The museum has its postcard superstars, none more popular than the Irises screen painted by Ogata Korin in the 18th century and one of the museum’s seven officially designated National Treasures. The Irises screen comes out once a year (to coincide with the flowering of the irises in the garden) and is the most popular exhibition of the year, pulling in up to 80,000 visitors. Cards of the screen in close-up and in landscape format are top sellers all year round but for this year’s show, Arakawa decided to print a selection of details on white cards, a technique that has proved popular.

In Japan, where people still send seasonal cards, images of cherry blossoms and autumn leaves sell well. Some subjects, however, don’t. “Sadly calligraphy is one of them,” Matsubara laments drily of his other area of expertise.

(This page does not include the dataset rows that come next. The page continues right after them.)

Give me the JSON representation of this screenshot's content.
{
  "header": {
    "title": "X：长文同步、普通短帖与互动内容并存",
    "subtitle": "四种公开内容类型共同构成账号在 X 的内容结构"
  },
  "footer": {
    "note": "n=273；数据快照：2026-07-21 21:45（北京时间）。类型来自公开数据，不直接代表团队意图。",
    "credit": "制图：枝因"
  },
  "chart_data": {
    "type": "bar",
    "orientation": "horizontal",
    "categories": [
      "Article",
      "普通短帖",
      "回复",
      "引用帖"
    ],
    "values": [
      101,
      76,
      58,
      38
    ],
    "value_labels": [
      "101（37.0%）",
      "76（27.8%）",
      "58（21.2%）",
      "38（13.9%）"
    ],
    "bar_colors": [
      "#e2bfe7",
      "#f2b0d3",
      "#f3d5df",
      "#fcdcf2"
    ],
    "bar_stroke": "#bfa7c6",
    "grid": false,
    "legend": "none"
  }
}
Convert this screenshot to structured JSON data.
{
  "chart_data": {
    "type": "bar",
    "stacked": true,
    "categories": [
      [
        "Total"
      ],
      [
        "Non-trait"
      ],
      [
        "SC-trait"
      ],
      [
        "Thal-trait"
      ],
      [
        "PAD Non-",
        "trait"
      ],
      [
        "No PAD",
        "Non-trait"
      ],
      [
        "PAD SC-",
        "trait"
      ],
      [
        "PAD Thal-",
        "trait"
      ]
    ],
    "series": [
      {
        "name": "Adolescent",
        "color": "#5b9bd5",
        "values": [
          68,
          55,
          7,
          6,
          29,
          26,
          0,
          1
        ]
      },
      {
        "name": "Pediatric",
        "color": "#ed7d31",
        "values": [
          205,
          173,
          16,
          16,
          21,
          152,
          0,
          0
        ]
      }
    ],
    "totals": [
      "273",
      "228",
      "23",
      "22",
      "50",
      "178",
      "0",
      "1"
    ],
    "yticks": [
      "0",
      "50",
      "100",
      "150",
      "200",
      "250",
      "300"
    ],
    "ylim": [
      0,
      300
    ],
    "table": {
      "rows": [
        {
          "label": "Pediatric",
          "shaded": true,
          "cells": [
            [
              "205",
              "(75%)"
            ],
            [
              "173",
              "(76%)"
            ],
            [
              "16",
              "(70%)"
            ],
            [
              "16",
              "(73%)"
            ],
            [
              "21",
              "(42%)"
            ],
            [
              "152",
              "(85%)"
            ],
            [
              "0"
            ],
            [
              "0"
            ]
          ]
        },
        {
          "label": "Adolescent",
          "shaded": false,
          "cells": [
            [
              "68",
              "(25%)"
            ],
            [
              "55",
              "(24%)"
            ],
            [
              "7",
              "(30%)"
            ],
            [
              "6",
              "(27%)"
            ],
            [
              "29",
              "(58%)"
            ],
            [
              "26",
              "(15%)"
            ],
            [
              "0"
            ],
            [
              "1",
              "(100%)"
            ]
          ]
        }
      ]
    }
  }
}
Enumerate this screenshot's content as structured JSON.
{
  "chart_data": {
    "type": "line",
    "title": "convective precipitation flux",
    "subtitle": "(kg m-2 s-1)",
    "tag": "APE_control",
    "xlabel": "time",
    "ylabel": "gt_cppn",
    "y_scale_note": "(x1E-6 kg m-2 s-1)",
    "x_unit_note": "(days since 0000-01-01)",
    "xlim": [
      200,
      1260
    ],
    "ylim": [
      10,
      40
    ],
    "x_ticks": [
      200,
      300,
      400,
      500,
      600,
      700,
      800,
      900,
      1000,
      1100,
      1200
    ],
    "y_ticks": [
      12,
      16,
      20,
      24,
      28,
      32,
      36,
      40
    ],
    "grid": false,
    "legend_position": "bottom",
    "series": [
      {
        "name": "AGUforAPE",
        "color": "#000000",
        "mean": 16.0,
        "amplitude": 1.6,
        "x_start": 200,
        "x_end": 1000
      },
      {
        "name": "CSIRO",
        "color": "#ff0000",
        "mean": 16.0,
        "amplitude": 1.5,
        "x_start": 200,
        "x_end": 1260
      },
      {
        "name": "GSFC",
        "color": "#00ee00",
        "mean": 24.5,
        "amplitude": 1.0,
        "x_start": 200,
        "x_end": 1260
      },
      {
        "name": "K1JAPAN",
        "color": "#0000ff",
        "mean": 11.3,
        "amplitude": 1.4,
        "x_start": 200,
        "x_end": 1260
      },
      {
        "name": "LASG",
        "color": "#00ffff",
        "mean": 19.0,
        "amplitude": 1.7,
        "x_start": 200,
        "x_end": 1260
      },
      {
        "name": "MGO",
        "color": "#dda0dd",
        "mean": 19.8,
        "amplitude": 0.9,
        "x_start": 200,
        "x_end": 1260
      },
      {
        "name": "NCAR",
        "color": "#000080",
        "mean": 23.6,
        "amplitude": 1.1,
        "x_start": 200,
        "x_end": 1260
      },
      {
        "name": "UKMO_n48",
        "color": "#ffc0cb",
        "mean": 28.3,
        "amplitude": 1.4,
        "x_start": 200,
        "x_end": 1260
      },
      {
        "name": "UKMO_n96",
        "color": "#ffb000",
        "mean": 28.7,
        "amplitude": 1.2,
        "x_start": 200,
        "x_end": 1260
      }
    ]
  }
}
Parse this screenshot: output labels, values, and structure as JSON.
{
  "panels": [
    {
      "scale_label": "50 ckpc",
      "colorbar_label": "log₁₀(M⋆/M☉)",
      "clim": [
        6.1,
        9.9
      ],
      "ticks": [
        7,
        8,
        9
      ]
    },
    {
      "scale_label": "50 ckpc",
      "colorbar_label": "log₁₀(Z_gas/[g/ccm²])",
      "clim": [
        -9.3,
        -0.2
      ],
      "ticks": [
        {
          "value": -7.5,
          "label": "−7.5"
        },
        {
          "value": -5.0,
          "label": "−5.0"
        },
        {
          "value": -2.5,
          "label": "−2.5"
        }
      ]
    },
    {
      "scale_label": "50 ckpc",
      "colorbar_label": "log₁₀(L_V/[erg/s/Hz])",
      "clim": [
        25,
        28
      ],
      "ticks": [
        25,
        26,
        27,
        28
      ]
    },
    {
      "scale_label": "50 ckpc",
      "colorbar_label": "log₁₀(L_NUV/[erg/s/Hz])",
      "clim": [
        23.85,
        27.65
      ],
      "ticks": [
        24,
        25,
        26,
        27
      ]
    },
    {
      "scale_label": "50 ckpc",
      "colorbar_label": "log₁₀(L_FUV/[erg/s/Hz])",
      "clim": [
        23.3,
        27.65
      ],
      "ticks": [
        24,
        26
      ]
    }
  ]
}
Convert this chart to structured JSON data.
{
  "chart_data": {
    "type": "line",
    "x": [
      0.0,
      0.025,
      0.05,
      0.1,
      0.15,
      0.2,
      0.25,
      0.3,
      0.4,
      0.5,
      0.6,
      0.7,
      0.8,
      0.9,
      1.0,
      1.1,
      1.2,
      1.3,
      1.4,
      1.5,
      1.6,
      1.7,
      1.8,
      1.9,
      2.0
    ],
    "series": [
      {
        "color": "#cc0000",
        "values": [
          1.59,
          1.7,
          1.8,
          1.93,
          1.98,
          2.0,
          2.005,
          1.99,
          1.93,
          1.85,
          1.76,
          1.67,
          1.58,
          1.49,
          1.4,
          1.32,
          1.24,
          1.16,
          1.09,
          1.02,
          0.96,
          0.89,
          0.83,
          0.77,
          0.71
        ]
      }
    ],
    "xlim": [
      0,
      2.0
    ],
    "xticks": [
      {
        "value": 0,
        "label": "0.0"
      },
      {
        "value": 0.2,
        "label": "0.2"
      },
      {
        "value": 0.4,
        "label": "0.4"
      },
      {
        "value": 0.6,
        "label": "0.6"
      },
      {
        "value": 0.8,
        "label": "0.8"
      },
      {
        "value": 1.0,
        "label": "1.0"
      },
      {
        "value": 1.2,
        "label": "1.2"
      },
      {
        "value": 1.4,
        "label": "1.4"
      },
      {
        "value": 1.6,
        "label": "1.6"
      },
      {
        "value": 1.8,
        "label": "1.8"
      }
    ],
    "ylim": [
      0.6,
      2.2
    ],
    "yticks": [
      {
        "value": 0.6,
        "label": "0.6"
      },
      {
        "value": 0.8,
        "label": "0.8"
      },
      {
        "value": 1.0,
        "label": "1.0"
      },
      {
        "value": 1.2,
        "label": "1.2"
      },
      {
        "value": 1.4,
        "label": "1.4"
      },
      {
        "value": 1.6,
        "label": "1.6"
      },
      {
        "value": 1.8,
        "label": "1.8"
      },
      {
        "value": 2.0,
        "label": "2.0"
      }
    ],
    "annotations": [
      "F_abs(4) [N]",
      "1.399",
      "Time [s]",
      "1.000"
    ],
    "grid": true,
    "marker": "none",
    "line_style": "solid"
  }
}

“I’m a big user of postcards,” says Matsubara who, not surprisingly for a calligraphy expert, has beautiful handwriting. He came up with the idea for another of the museum’s big sellers – a group of tea caddy covers popular with the tea practitioners who flock to this museum (they’re easy to spot – they come in kimonos). Arakawa has been the quiet innovator, introducing cards shaped like kimonos and doing her own drawn version of an ancient sheep-shaped Chinese bronze and turning it into an unofficial mascot for the museum. “We try to look for a balance between the artistic importance of a piece and its popularity,” says Matsubara, who is unsniffy about the commercial side of the Nezu. “We want visitors to think shopping here is fun.”

Nezu in numbers

Annual attendance: 180,000
Annual card sales: 900,000 to 1,000,000
Postcard price: ¥100 to ¥150
Postcard top sellers:
1-3 Irises screen by Ogata Korin, Japan, 18th century (1 detail, 2 right screen, 3 left screen)
4 Peony and Cat by Zosan, Japan, 16th century
5 Sliding door with moonflower design by Shibata Zeshin and Miura Kenya, Japan, 19th century

Tate Modern

The postcard department at London’s Tate Modern makes an annual turnover of £750,000 with all profits being poured back into the museum. At 65p each, that’s a lot of card sales. Tate’s merchandise director Rosey Blackmore has the final say on which artwork makes it to a postcard. “We look into what sells in the shops, which exhibitions are drawing the biggest attention and also into our visitors’ inquiries.” All cards are printed on luxury Ensocoat 330gsm paper in London. “We have to make sure that we get colours as close to the original as possible. This is crucial to us,” Blackmore says. Dali’s Lobster Telephone takes the lead with over 5,000 sold each year, followed by Christopher Wool’s You Make Me and Roy Lichtenstein’s Whaam!

MoMA

Museum postcards are a big business at New York’s Museum of Modern Art. Emmanuel Plat, the director of merchandising, recently decided to boost their production. “At $1.25 each it’s an easy buy,” he says. “We are looking at postcards we had in the past that we might bring back.” Classics are the most popular. “People are looking to leave with a souvenir from the museum, so they go to the most iconic pieces,” says Plat. Bestsellers include Starry Night by Van Gogh, Jasper Johns’ Flag and Warhol’s Campbell Soup.